I’ve been a swimmer since childhood, so I was caught off guard when panic tried to wedge itself between me and my destination. Knowing I could easily swim over to join my family and neighbors hanging out a short distance away, I had jumped from the boat into the lake. But about half-way there, I could hardly catch my breath. I felt like I was suffocating.
I paused. I looked back toward the boat, then forward to my husband and children who were playing in the water. With shortness of breath, both seemed too far to reach. “This is bad,” I reconciled with myself. I did not have the lung capacity to yell out for help. Besides, I envisioned how requiring a rescue would traumatize my family. I was wearing a life jacket and knew that ultimately I was okay. I just needed to stop fighting for breath. The struggle to simultaneously swim and breathe cost me more breath. I needed to stop swimming, but I was desperate to get to safety.
So I flipped onto my back, relaxed, and let my body float in the water’s caress. As I began to rest, my panting slowed and expanded into catchable breaths. To stave off panic and preserve my calm, I conservatively extended my arms like oars and gracefully rowed myself to the dock closest to my family. Wearing a gigantic smile of relief, I pulled myself up from the lake and onto the deck without anyone knowing how close we’d come to an aqua-drama.
Standing on my own two feet, gasping for air, I realized what had happened. “I think this life jacket is too tight!” I blurted out. I threw off the jacket and immediately felt my diaphragm expand by ten inches — or at least it felt that way. Can you believe it? The very apparatus designed to preserve life, when ill-fitted, seemed to squeeze the life out of me. The life jacket seemed to fit perfectly when I was boating, but the life preserver was the wrong fit for a cardio intense swim across the lake!
Isn’t that the case with so many things in our lives? The right intention with the wrong fit compromises purpose. We need and want most things to fit well — clothes, family cars, friendships, church communities, doctors, our children’s schools, our neighborhood, etc. When life’s conventions fit well, they serve us well. Something that is not the right fit can potentially be taxing.

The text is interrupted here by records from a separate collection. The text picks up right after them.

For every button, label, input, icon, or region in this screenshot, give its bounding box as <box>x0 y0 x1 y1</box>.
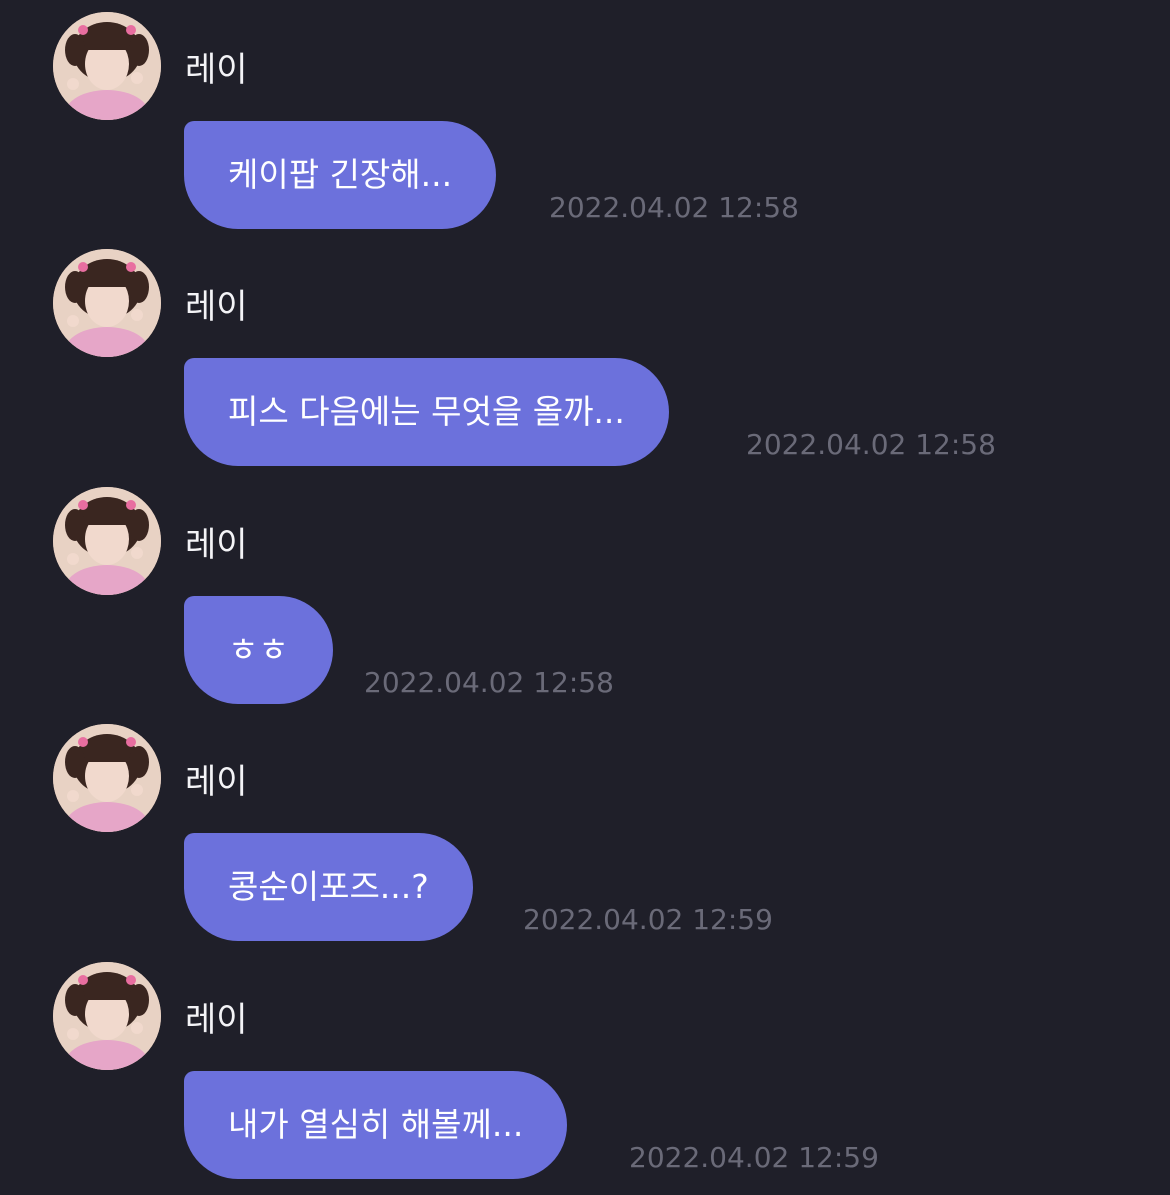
sender-name: 레이 <box>185 762 248 802</box>
message-timestamp: 2022.04.02 12:58 <box>549 191 799 224</box>
sender-avatar[interactable] <box>53 487 161 595</box>
message-bubble[interactable]: 내가 열심히 해볼께... <box>184 1071 568 1179</box>
message-group: 레이 내가 열심히 해볼께... 2022.04.02 12:59 <box>0 950 1170 1179</box>
message-timestamp: 2022.04.02 12:59 <box>523 903 773 936</box>
message-timestamp: 2022.04.02 12:59 <box>629 1141 879 1174</box>
sender-avatar[interactable] <box>53 724 161 832</box>
avatar-photo-icon <box>53 724 161 832</box>
message-bubble[interactable]: 콩순이포즈...? <box>184 833 473 941</box>
sender-name: 레이 <box>185 50 248 90</box>
avatar-photo-icon <box>53 487 161 595</box>
sender-avatar[interactable] <box>53 249 161 357</box>
sender-name: 레이 <box>185 1000 248 1040</box>
sender-avatar[interactable] <box>53 962 161 1070</box>
sender-name: 레이 <box>185 287 248 327</box>
message-bubble[interactable]: ㅎㅎ <box>184 596 333 704</box>
message-group: 레이 콩순이포즈...? 2022.04.02 12:59 <box>0 712 1170 941</box>
avatar-photo-icon <box>53 962 161 1070</box>
avatar-photo-icon <box>53 249 161 357</box>
avatar-photo-icon <box>53 12 161 120</box>
message-group: 레이 케이팝 긴장해... 2022.04.02 12:58 <box>0 0 1170 229</box>
message-bubble[interactable]: 피스 다음에는 무엇을 올까... <box>184 358 669 466</box>
message-timestamp: 2022.04.02 12:58 <box>364 666 614 699</box>
message-bubble[interactable]: 케이팝 긴장해... <box>184 121 497 229</box>
sender-name: 레이 <box>185 525 248 565</box>
sender-avatar[interactable] <box>53 12 161 120</box>
message-group: 레이 ㅎㅎ 2022.04.02 12:58 <box>0 475 1170 704</box>
message-group: 레이 피스 다음에는 무엇을 올까... 2022.04.02 12:58 <box>0 237 1170 466</box>
message-timestamp: 2022.04.02 12:58 <box>746 428 996 461</box>
chat-thread[interactable]: 레이 케이팝 긴장해... 2022.04.02 12:58 레이 피스 다음에… <box>0 0 1170 1195</box>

I have found this to be true for my prayer life. Before my life shape-shifted with marriage and children, I could dedicate the beginning of each day to pouring over Scripture passages, lingering on inspiring lessons and engaging in lengthy conversations with Holy Spirit. That was my prayer life. Such a prayer life is often coveted as the gold standard, as it is perceived as “putting God first” and “ordering the day.” When I could start each day this way, it was great. But my more complex and family-centric life birthed a custom-fitted prayer life.

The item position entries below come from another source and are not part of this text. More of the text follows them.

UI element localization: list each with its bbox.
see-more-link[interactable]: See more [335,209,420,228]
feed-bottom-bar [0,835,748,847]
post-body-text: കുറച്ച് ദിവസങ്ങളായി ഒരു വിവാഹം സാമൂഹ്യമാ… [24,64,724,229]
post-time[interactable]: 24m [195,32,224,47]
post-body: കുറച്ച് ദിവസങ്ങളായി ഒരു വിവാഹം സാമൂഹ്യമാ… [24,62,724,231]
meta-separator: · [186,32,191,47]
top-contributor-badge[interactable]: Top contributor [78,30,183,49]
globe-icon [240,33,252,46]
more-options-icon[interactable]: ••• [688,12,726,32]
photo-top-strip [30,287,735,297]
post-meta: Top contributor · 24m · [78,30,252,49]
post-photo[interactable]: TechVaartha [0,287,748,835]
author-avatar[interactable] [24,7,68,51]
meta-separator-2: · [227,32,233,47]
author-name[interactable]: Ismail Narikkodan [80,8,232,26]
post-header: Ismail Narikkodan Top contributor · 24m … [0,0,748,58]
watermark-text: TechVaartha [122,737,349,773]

I no longer fit prayer into my day; I fit my day into prayer.
I move through my day conscious of my connection to the One who creates for and through me. Knowing I am an extension of God’s energy, love, and light each day, I become like an artist painting the day as God’s masterpiece. I rise like a ready writer eager to pen words that align the moments with God’s thoughts. I become like a sharpened sword rested in the grip of a skillful and wise warrior whose battle is already won. My day is prayer in motion — breathing, living, and creating.
Jesus showed us how our lives become faith, hope, and love realized when we love God with all our heart, soul, and mind. Through Jesus’ days on earth, we see love for our neighbor actualized. When we rest our whole selves — soul, heart, mind and strength — in God’s intention, we become the embodiment of His prayers. We get to personify God’s purpose.
Because I loved my morning concentrated prayer time, my shift to this more custom-fitted prayer life was filled with insecurity. I wondered if eventually my day would fall apart. I wondered if I would fall apart. I wondered if praying this way would be enough or even good enough. But I have experienced that fitting my day into a prayer sustains me from moment to moment. Being perpetually conscious of God’s emerging design rewards me with rest, joy, focus, and renewed strength, which I get to extend to others.
Like a life jacket, prayer can sustain you beyond your own strength, and a custom-fitted prayer life will not only keep your head above water but expand your capacity to live beyond your imagination. Like anything designed to serve you, a prayer life fit for you will support God’s purpose through you.
Is your prayer life where you need it to be?
How can you custom fit your prayer life?